The Line-Item Veto Is Stuck? Good.

THE very first item in the Republican Contract with America called for a ''line-item veto to restore fiscal responsibility to an out-of-control Congress.''

The line-item veto would give the president the right to veto single items in an appropriation bill. At present, the president cannot pick and choose the items he likes; he must veto or sign the entire bill. On Feb. 6, the House of Representatives approved a line-item veto bill by 294 to 134. On March 23, the Senate passed a different version by 69 to 29. The big majorities were bipartisan: Many Democrats voted for the legislation.

Six months later, it has not become law. While the Senate has appointed a committee to resolve differences, the House has not. The legislation has never reached President Clinton, who eagerly awaits this expansion of his power.

During the House debate last winter, Speaker Newt Gingrich emphasized that Republicans believed so strongly in the line-item veto that they were willing to grant it to a Democratic president.
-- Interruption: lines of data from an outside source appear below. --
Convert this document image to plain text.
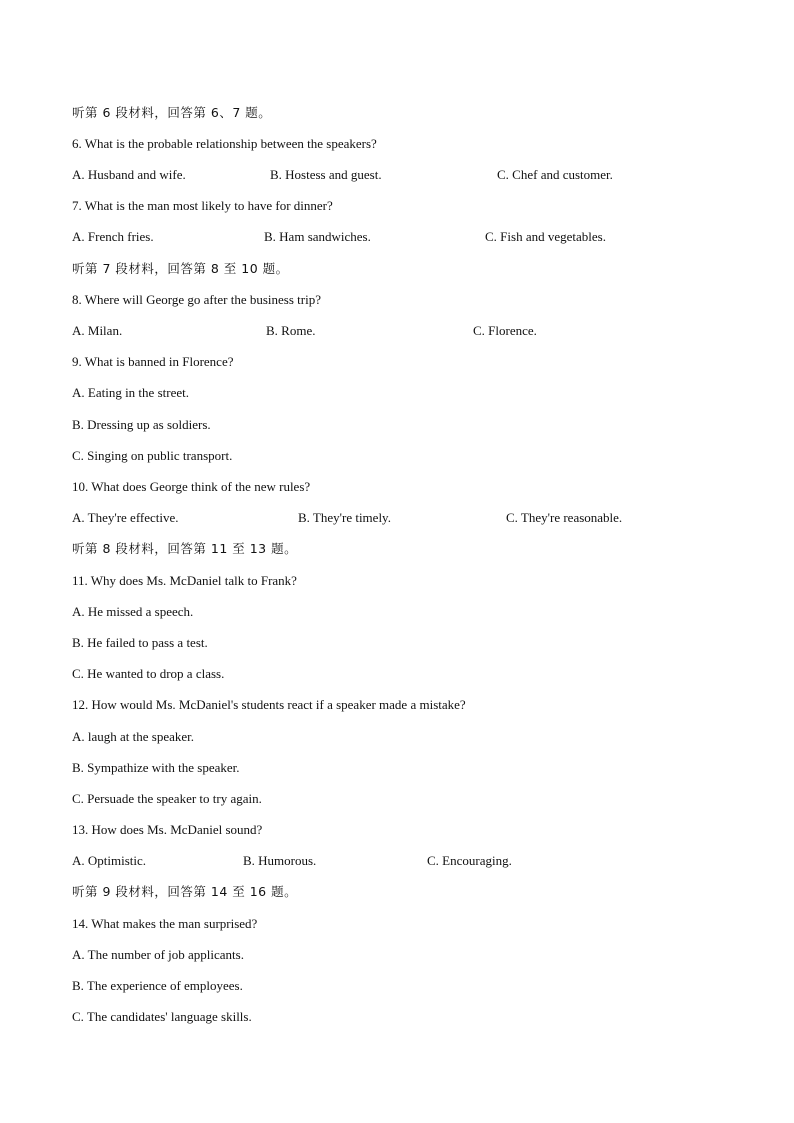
听第 6 段材料，回答第 6、7 题。
6. What is the probable relationship between the speakers?
A. Husband and wife.	B. Hostess and guest.	C. Chef and customer.
7. What is the man most likely to have for dinner?
A. French fries.	B. Ham sandwiches.	C. Fish and vegetables.
听第 7 段材料，回答第 8 至 10 题。
8. Where will George go after the business trip?
A. Milan.	B. Rome.	C. Florence.
9. What is banned in Florence?
A. Eating in the street.
B. Dressing up as soldiers.
C. Singing on public transport.
10. What does George think of the new rules?
A. They're effective.	B. They're timely.	C. They're reasonable.
听第 8 段材料，回答第 11 至 13 题。
11. Why does Ms. McDaniel talk to Frank?
A. He missed a speech.
B. He failed to pass a test.
C. He wanted to drop a class.
12. How would Ms. McDaniel's students react if a speaker made a mistake?
A. laugh at the speaker.
B. Sympathize with the speaker.
C. Persuade the speaker to try again.
13. How does Ms. McDaniel sound?
A. Optimistic.	B. Humorous.	C. Encouraging.
听第 9 段材料，回答第 14 至 16 题。
14. What makes the man surprised?
A. The number of job applicants.
B. The experience of employees.
C. The candidates' language skills.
He has since had second thoughts. It is no secret that Republicans do not want to give such sweeping new power to the president in time for him to wield it in this year's budget cycle, the year before the election.

A bipartisan tradition

While Republicans talk about a revolution in the way government spends taxpayer money, the GOP, now dominant in Congress, is the keeper of a decades-old bipartisan tradition of finding ways to aid businesses back home. Some call this tradition ''pork''; it is clearly a function of our representative government. Senators and representatives are expected to guard both national and local interests, but if there is a conflict between the two, catering to local interests will obtain more votes.
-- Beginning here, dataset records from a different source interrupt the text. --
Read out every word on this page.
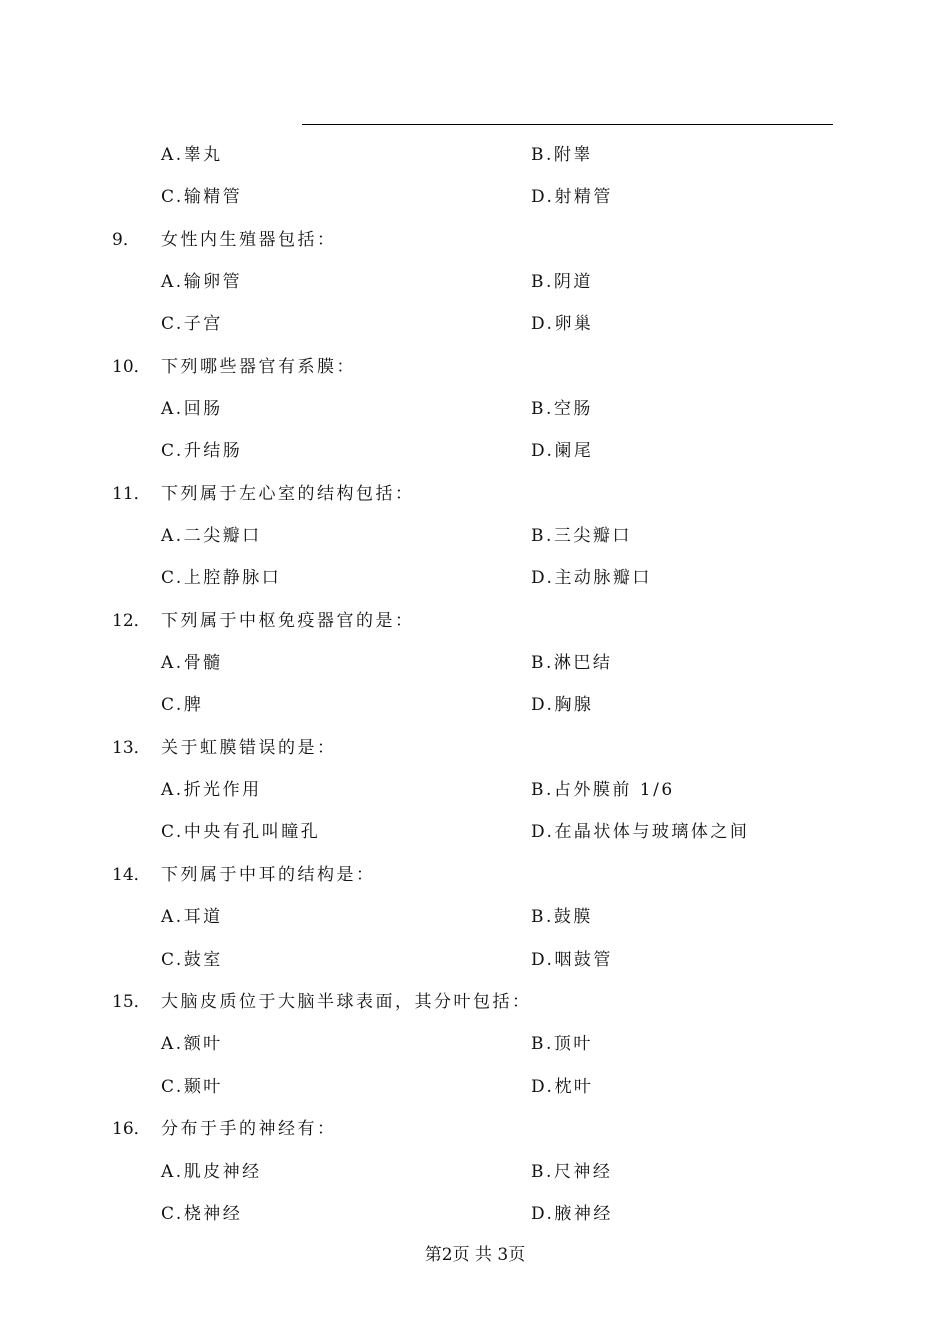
A.睾丸	B.附睾
C.输精管	D.射精管
9． 女性内生殖器包括：
A.输卵管	B.阴道
C.子宫	D.卵巢
10． 下列哪些器官有系膜：
A.回肠	B.空肠
C.升结肠	D.阑尾
11． 下列属于左心室的结构包括：
A.二尖瓣口	B.三尖瓣口
C.上腔静脉口	D.主动脉瓣口
12． 下列属于中枢免疫器官的是：
A.骨髓	B.淋巴结
C.脾	D.胸腺
13． 关于虹膜错误的是：
A.折光作用	B.占外膜前 1/6
C.中央有孔叫瞳孔	D.在晶状体与玻璃体之间
14． 下列属于中耳的结构是：
A.耳道	B.鼓膜
C.鼓室	D.咽鼓管
15． 大脑皮质位于大脑半球表面，其分叶包括：
A.额叶	B.顶叶
C.颞叶	D.枕叶
16． 分布于手的神经有：
A.肌皮神经	B.尺神经
C.桡神经	D.腋神经
第2页 共 3页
Of the $7 billion in weapons spending that the Senate Armed Services Committee added on to President Clinton's budget request, 81 percent would go to states represented by senators who sit on the committee or on the Appropriations defense subcommittee. This is a practice as common among Republicans as Democrats. Changes of parties don't matter. The leading denouncer of this practice is conservative Republican Sen. John McCain of Arizona, who fills pages of the Congressional Record with examples of bipar tisan pork. Pork is not restricted to the military budget; every congressional committee operates similarly.

Shift of patronage power

Giving the line-item veto to this president or any president will not stop the practices. It will simply shift the power to dole out favors from the legislative branch to the executive branch, enhancing the power of one person for his or her political purposes.
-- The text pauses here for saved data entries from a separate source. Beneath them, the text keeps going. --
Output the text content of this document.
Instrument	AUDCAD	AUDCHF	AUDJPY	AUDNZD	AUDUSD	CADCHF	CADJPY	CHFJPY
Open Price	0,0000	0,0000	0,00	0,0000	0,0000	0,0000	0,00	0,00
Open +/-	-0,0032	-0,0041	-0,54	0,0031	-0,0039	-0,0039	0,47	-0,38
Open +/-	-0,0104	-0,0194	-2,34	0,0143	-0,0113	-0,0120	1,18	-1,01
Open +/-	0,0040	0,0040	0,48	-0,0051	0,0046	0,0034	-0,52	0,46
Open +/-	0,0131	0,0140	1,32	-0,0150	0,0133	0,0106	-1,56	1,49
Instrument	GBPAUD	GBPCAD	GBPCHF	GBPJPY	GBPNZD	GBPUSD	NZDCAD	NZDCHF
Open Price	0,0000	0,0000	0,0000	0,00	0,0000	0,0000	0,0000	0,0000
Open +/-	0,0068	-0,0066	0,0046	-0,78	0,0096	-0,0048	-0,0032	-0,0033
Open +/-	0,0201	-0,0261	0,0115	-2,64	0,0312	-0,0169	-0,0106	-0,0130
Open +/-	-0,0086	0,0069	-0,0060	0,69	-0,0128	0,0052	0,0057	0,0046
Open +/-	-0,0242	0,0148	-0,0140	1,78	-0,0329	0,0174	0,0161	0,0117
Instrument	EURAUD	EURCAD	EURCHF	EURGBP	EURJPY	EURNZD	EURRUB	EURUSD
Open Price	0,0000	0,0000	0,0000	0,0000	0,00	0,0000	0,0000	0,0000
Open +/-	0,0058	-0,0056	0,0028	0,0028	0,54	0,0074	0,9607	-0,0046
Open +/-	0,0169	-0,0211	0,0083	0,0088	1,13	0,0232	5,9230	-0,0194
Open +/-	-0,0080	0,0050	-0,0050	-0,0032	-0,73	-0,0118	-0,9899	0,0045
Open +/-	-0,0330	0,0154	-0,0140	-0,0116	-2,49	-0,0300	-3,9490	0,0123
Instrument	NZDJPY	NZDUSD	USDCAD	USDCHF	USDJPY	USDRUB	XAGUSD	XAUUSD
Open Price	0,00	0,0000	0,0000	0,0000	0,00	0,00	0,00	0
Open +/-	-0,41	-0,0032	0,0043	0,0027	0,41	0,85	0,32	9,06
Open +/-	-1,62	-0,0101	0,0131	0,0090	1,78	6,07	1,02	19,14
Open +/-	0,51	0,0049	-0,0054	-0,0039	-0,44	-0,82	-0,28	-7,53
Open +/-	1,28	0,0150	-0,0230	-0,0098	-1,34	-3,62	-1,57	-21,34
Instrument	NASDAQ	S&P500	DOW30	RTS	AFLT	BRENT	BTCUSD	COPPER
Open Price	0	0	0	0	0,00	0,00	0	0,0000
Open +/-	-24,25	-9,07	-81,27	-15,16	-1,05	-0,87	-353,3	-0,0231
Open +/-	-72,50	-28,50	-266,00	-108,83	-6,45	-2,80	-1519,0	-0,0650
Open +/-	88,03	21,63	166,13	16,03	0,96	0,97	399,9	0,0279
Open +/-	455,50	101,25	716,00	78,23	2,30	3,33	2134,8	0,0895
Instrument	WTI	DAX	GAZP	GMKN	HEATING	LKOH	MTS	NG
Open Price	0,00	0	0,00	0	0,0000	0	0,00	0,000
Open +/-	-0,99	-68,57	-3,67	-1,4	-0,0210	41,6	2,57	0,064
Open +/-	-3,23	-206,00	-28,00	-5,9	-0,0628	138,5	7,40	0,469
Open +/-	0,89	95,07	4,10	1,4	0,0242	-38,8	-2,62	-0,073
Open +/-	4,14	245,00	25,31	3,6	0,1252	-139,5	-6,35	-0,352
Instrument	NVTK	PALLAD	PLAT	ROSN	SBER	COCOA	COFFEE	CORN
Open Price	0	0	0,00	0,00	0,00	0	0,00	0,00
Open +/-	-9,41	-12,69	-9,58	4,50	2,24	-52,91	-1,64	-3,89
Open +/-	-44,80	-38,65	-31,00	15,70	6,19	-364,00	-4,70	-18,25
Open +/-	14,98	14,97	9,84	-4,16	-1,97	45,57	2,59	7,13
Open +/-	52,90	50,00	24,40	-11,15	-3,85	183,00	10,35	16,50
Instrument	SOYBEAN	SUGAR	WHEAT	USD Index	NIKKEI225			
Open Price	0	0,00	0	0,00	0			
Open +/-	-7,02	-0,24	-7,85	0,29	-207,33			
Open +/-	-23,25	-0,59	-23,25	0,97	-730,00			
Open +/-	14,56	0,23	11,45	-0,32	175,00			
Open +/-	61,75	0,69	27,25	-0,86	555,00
An anecdote about President Lyndon Johnson illustrates the point. When a US senator from a Rocky Mountain state voted against a Johnson initiative on the Vietnam War, the president summoned him to the White House to explain the vote. The senator cited a study by a Harvard professor. President Johnson did not argue about the details. He simply said, ''The next time your state needs a dam, ask the Harvard professor for one.''

The weak presidencies of George Bush and Bill Clinton have masked the growth in the power of the office. Even so, the president's command of the media is unchallenged. Daily he is on the front page or on TV, giving us his version of the ''facts.'' He makes war, makes peace, and sets the national domestic agenda. Presidents could use better judgement, but they certainly don't need more power.

The authors of the Constitution were right to put the power of the purse in the hands of legislators. That is the best guarantee of our liberties, present and future. Let the line-item veto fade away.